16 >> ERROR <<

3.5K 431 41
                                    

Sagara fokus menatap layar laptop. Lampu kamarnya sengaja dimatikan, hanya ada cahaya remang dari lampu meja belajarnya. Fokusnya buyar saat Aksa masuk tanpa permisi ke kamarnya.

"Sagara, ada yang ingin aku bicarakan."

Pergerakan jari Sagara di atas keyboard terhenti. Ia melirik sekilas, lantas melanjutkan aksinya. "Bicara apa?"

"Kau jangan terlalu obsesi melindungi Resta." Aksa duduk di tepi kasur Sagara.

Kali ini Sagara menghentikan aksinya, memutar tubuh menghadap Aksa. Satu alis terangkat naik. "Kau tahu apa?"

"Aku tahu kau selalu kabur dari latihan hanya demi mengamati Resta." Aksa menatap tajam adiknya.

"Aku melakukannya karena suatu alasan."

"Tapi itu tidak membenarkan sikapmu sebagai bodyguard, Sagara!"

"Memangnya kau tahu apa?!" Sagara menaikkan volume suaranya. "Kau tidak tahu rasanya gagal menjadi bodyguard. Kau tidak pernah tahu bagaimana rasanya kehilangan seseorang yang ingin kau lindungi."

Aksa terdiam. Tatapan adiknya dipenuhi oleh perasaan bersalah. Entah bersalah pada siapa.

"Kau tidak akan tahu karena Tuan Muda Sean tidak pernah berada dalam bahaya! Sedangkan Resta, dia berbeda. Aku mengenalnya dari kecil. Harusnya kau tahu kenapa aku ingin melindunginya, kak."
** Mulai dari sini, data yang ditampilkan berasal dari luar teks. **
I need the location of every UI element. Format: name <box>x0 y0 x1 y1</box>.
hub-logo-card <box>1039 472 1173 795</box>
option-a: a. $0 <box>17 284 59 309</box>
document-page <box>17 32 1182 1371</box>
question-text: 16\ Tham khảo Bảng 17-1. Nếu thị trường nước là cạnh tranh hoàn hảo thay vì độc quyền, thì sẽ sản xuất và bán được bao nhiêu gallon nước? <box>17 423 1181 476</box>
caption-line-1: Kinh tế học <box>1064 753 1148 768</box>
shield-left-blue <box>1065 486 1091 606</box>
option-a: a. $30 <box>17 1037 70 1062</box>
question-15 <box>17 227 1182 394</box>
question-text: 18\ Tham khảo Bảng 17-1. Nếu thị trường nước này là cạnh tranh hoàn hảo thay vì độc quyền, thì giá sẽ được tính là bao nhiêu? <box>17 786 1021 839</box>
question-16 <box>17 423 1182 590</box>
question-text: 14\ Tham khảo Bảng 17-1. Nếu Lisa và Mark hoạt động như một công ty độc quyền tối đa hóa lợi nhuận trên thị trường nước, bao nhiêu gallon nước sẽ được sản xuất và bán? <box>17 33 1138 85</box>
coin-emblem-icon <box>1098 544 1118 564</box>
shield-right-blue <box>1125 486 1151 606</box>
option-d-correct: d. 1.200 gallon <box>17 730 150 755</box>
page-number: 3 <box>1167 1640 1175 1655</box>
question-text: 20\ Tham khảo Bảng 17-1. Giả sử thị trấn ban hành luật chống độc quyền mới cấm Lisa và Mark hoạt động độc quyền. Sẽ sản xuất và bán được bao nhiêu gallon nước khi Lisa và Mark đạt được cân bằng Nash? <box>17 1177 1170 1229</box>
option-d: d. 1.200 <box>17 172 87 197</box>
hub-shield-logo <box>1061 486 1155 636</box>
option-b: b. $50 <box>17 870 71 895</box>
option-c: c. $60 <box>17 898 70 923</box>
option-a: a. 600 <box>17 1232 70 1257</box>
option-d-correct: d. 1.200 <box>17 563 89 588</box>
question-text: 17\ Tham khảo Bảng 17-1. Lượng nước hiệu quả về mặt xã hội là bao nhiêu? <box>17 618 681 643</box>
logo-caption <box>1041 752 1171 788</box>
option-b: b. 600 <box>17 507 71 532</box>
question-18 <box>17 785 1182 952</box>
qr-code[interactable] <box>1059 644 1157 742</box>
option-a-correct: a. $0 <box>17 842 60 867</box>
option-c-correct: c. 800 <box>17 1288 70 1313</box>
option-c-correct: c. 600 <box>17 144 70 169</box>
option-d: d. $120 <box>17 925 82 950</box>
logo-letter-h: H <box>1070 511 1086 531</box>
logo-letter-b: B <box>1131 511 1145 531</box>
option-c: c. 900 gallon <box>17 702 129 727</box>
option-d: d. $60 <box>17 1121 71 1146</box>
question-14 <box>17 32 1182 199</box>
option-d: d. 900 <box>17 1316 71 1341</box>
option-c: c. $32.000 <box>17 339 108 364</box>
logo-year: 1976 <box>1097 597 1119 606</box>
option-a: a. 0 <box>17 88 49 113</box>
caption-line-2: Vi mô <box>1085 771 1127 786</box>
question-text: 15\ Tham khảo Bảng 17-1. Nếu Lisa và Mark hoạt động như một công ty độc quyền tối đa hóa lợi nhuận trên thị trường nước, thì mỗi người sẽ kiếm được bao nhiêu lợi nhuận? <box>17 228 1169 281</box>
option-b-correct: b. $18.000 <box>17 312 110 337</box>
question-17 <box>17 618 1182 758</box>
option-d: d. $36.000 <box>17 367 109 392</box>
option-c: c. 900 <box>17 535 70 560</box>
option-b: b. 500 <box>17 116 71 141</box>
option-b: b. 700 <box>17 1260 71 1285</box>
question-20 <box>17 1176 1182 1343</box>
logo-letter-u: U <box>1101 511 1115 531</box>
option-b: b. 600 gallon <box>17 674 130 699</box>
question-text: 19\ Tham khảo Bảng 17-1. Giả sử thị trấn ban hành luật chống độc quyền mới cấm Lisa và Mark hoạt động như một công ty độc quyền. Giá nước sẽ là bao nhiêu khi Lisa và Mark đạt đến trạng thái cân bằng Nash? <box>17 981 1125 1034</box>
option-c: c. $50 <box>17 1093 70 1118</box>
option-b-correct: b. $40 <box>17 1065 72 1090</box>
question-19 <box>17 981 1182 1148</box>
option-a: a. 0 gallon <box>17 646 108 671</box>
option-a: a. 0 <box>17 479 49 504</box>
Suara Sagara terdengar bergetar. "Karena dia keluargaku. Aku lahir di mansion Dewantara. Kau tahu, setelah kematian ibu karena melahirkanku, Nyonya Cherry berkata bahwa dia sudah menganggapku sebagai anaknya. Ibu kita sangat dekat dengan Nyonya Cherry. Lantas sebelum kematiannya, dia berpesan padaku. Dia berpesan padaku untuk melindungi Resta apa pun yang terjadi."

Deg.

"Aku punya alasan terobsesi melindungi Resta, kak." Sagara kembali menatap layar laptopnya. "Karena itu wasiat terakhir Nyonya Cherry. Disaat Tuan Gaviel dan ketiga anak-anaknya tidak ada di detik-detik kematiannya, dia berpesan padaku yang seorang diri mengunjungi ruang rawat inapnya. Dia mengatakan bahwa Resta tidak salah. Resta layak dilindungi. Dan aku, yang juga dianggap anak oleh Nyonya Cherry— memintaku untuk melindungi Resta apa pun yang terjadi."

Sagara terdiam sejenak. Ia kembali menerawang kejadian yang menyakitkan.

"Resta selalu dalam bahaya. Aku tidak tahu kenapa dia selalu diincar musuh, bukannya Tuan Muda Sean, Gabriel dan Xavier. Malah, mereka hidup tanpa ada ancaman." Sagara menarik napasnya, kemudian menghembuskannya perlahan. "Jadi, aku tidak peduli apa yang kau katakan dan para bodyvuard katakan. Aku terobsesi? Benar. Aku ingin menjaga wasiat terakhir Nyonya Cherry— orang yang sudah aku anggap ibu setelah kematian ibu kandungku. Aku akan menjaganya meski nyawaku taruhannya."

Kata-kata itu sangat meyakinkan. Terlebih kala Aksa bertemu tatap dengan mata elang adiknya, ia yakin Sagara tidak akan berubah pikiran.

Aksa menghela napas berat. "Baiklah jika itu maumu." Pemuda itu berdiri, lantas berlalu pergi dari kamar Sagara.

Bunyi pintu yang ditutup terdengar samar. Kini, fokus Sagara hilang. Ia mengacak rambutnya sembari berteriak frustrasi. "Argh!"

Semua orang tidak akan tahu bagaimana perasaannya saat ini. Dari awal, Sagara gagal menjaga Resta. Resta yang sangat ingin dia lindungi telah mati— dan kini, jiwa asing lah yang menggantikannya.

Sagara tidak tahu harus melakukan apa. Apakah dia harus tetap menjaga wasiat Nyonya Cherry? Atau tidak? Sagara bingung. Jika di situasi ini, apa yang diinginkan Resta asli untuk dia lakukan?

Karena sedari kecil, Sagara selalu menuruti perintah Resta.

***

Di sebuah ruangan, tumpukan kertas dilempar ke wajah pemuda yang berdiri kaku di depan meja kerja seorang pria.